2. Combien de Français sont concernés par l'infertilité ?
Environ 3,3 millions de personnes sont touchées par l'infertilité en France. Cela représente un couple sur quatre en désir d'enfant qui rencontre des difficultés à concevoir. Selon l'Inserm, un couple sur huit consulte en raison de problèmes de fertilité, et 10 % des couples restent infertiles après deux ans de tentatives.
3. L'infertilité est-elle uniquement d'origine féminine ?
Non, absolument pas. L'Assurance maladie précise que l'infertilité est d'origine féminine dans 25 % des cas, d'origine masculine dans 25 % des cas, mixte (les deux partenaires) dans 25 % des cas, et inexpliquée dans les 25 % restants. L'homme et la femme sont donc concernés à parts égales.
4. Peut-on améliorer sa fertilité naturellement ?

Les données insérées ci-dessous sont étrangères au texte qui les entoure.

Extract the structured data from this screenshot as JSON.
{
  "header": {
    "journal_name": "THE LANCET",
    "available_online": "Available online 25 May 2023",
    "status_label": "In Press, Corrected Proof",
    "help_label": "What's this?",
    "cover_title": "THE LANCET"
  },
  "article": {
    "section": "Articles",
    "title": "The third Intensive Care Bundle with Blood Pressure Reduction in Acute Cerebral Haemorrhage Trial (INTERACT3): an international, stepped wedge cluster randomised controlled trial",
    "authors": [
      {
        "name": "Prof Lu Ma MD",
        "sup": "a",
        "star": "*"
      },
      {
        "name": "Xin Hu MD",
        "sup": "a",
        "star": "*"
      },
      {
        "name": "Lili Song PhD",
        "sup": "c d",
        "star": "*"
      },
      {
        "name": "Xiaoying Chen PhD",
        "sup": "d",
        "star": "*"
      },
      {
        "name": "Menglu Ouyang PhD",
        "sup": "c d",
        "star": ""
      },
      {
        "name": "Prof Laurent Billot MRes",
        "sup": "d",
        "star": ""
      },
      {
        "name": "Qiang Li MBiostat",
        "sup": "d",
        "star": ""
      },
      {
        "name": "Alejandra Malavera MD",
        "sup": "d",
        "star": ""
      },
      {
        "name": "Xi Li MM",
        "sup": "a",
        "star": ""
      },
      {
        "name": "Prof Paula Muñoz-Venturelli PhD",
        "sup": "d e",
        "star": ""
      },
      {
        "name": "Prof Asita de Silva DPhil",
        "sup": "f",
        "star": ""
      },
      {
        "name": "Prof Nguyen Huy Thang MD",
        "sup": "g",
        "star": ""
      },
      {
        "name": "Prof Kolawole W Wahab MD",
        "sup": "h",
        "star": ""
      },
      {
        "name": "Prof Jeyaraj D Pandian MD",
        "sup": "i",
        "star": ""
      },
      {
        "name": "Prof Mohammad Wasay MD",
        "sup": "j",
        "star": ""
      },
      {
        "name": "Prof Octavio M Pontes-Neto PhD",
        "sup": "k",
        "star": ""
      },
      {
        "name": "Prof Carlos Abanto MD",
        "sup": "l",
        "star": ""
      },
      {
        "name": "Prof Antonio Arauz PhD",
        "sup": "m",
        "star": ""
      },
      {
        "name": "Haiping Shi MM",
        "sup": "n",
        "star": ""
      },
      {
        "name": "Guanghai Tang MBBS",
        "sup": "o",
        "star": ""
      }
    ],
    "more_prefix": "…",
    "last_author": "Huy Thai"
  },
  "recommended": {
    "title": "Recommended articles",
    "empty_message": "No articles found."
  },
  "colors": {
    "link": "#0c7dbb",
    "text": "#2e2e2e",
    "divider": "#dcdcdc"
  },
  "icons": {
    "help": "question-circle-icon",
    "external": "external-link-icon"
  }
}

Oui, certains changements de mode de vie peuvent favoriser la conception : arrêter le tabac et limiter l'alcool, maintenir un poids santé, adopter une alimentation équilibrée riche en fruits et légumes, dormir suffisamment, réduire le stress et limiter l'exposition aux perturbateurs endocriniens. Ces mesures hygiéno-diététiques constituent souvent le premier conseil des spécialistes.
Conclusion
L'infertilité en France résulte d'une combinaison complexe de facteurs sociétaux, environnementaux et biologiques. Si le report de l'âge de la maternité répond à des évolutions sociales légitimes, il se heurte à des réalités physiologiques qu'il est important de connaître. L'exposition quotidienne aux perturbateurs endocriniens et notre mode de vie moderne ajoutent des obstacles supplémentaires à la conception. Face à ce constat, une meilleure information sur la fertilité et ses limites temporelles, ainsi que des actions concrètes pour réduire notre exposition aux polluants, apparaissent comme des leviers essentiels pour aider les couples souhaitant fonder une famille.